Although RE life test is a more definitive technique for RE FET reliability estimation, DC life test is often preferred over RE life test due to its simplicity. In this work, we study how degradation of DC performance in GaN high electron mobility transistors correlates to RE performance degradation in both RE and DC life tests. We show that DC life tests can seriously underestimate device lifetime in GaN HEMTs due to lower instantaneous VDG. The impact of gate current degradation on output power degradation is also discussed.

Method for Estimation of the Channel Temperature of GaN High Electron Mobility Transistors

A quick and reliable method to estimate the channel temperature of GaN high electron mobility transistors is extremely important in order to understand the physical degradation mechanisms as well as to extract a meaningful life time of the device. In this work, we present a simple yet powerful method to electrically measure the channel temperature of GaN HEMTs with a synchronized pulsed I-V setup. To validate the technique, we extract thermal resistance a) on the same device, multiple times, b) on multiple identical devices on the same wafer, c) on devices with different geometries and d) on identical devices with different level of degradation.

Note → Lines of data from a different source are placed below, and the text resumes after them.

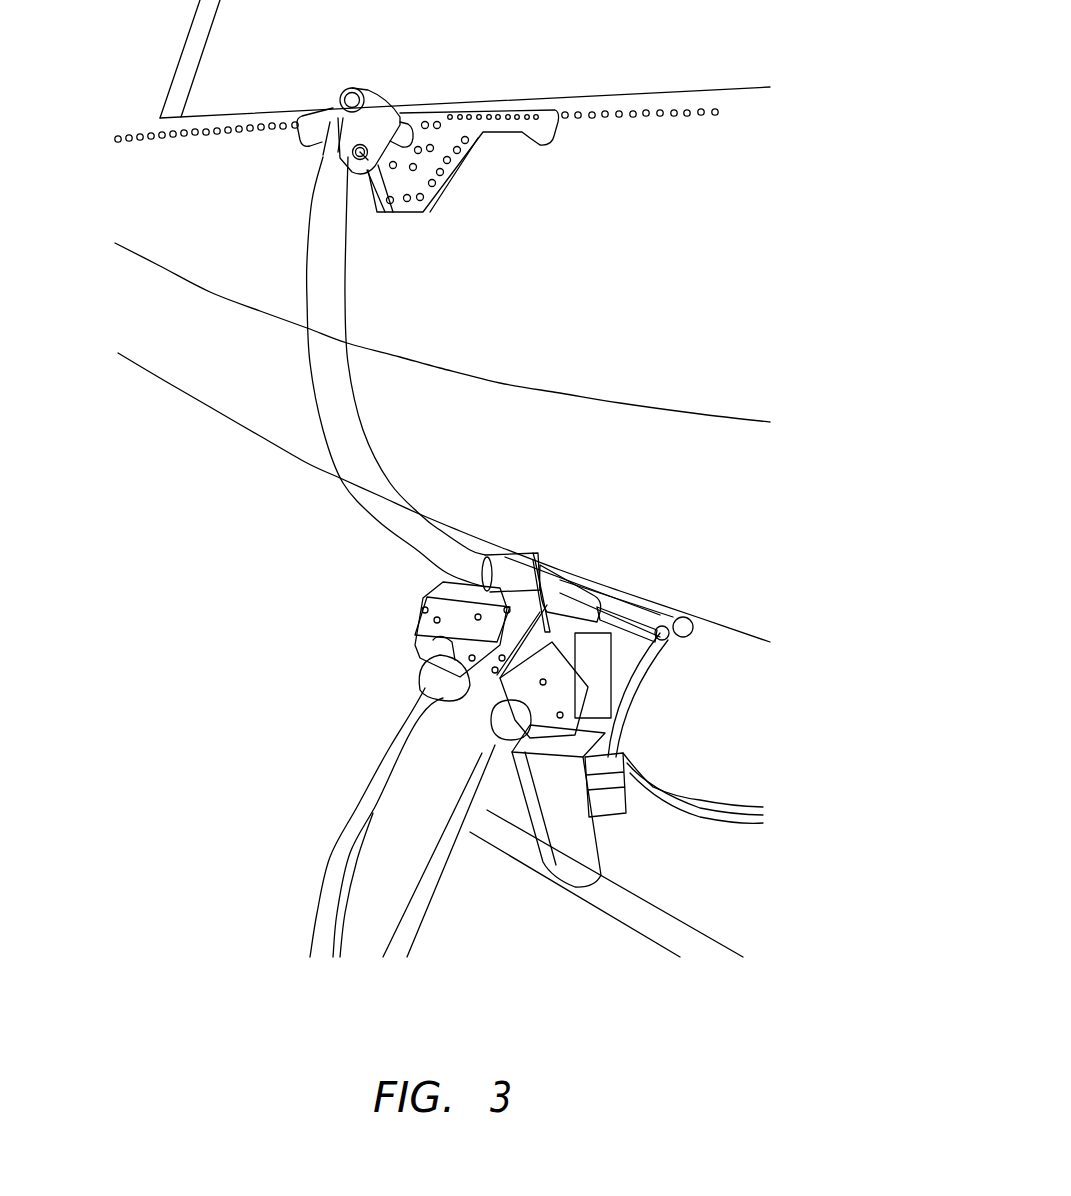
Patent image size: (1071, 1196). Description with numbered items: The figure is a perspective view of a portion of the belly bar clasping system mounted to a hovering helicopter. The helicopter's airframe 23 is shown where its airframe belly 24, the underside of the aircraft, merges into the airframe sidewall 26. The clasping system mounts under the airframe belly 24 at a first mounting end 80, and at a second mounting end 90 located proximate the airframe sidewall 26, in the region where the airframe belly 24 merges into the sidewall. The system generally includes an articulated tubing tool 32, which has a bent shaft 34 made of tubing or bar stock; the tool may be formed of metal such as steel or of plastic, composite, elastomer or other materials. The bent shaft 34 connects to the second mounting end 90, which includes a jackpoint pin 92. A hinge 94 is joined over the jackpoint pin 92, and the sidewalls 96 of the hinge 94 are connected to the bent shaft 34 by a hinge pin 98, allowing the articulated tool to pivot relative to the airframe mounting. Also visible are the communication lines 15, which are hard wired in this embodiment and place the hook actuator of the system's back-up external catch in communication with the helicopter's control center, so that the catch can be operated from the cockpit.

The communication lines 15 is at (673, 787).
The airframe 23 is at (638, 375).
The airframe belly 24 is at (471, 480).
The airframe sidewall 26 is at (608, 180).
The articulated tubing tool 32 is at (372, 630).
The bent shaft 34 is at (310, 240).
The first mounting end 80 is at (660, 620).
The second mounting end 90 is at (442, 205).
The jackpoint pin 92 is at (398, 130).
The hinge 94 is at (388, 100).
The sidewalls 96 is at (373, 163).
The hinge pin 98 is at (370, 180).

Progress in GaN Devices Performances and Reliability

With the DARPA Wide Bandgap Semiconductor Technology RF Thrust Contract, TriQuint Semiconductor and its partners, BAE Systems, Lockheed Martin, IQE-RF, II-VI, Nitronex, M.I.T., and R.P.I. are achieving great progress towards the overall goal of making Gallium Nitride a revolutionary RF technology ready to be inserted in defense and commercial applications. Performance and reliability are two critical components of success (along with cost and manufacturability). In this paper we will discuss these two aspects. Our emphasis is now operation at 40 V bias voltage (we had been working at 28 V). 1250 µm devices have power densities in the 6 to 9 W/mm with associated efficiencies in the low- to mid 60 % and associated gain in the 12 to 12.5 dB at 10 GHz. We are using a dual field-plate structure to optimize these performances. Very good performances have also been achieved at 18 GHz with 400 µm devices. Excellent progress has been made in reliability. Our preliminary DC and RF reliability tests at 40 V indicate a MTTF of 1E6hrs with1.3 eV activation energy at 150 0C channel temperature. Jesus Del Alamo at MIT has greatly refined our initial findings leading to a strain related theory of degradation that is driven by electric fields. Degradation can occur on the drain edge of the gate due to excessive strain given by inverse piezoelectric effect.

Physical degradation of GaN HEMT device observed in TEM during reliability test

HRTEM observation was conducted to find evidence of physical degradation in AlGaN/GaN heterostructure HEMT devices after life time testing. A strong relationship between electrical degradation and defects formation near the gate edge was observed. Detailed features of physical damages correlated with the degradation mechanism were discussed.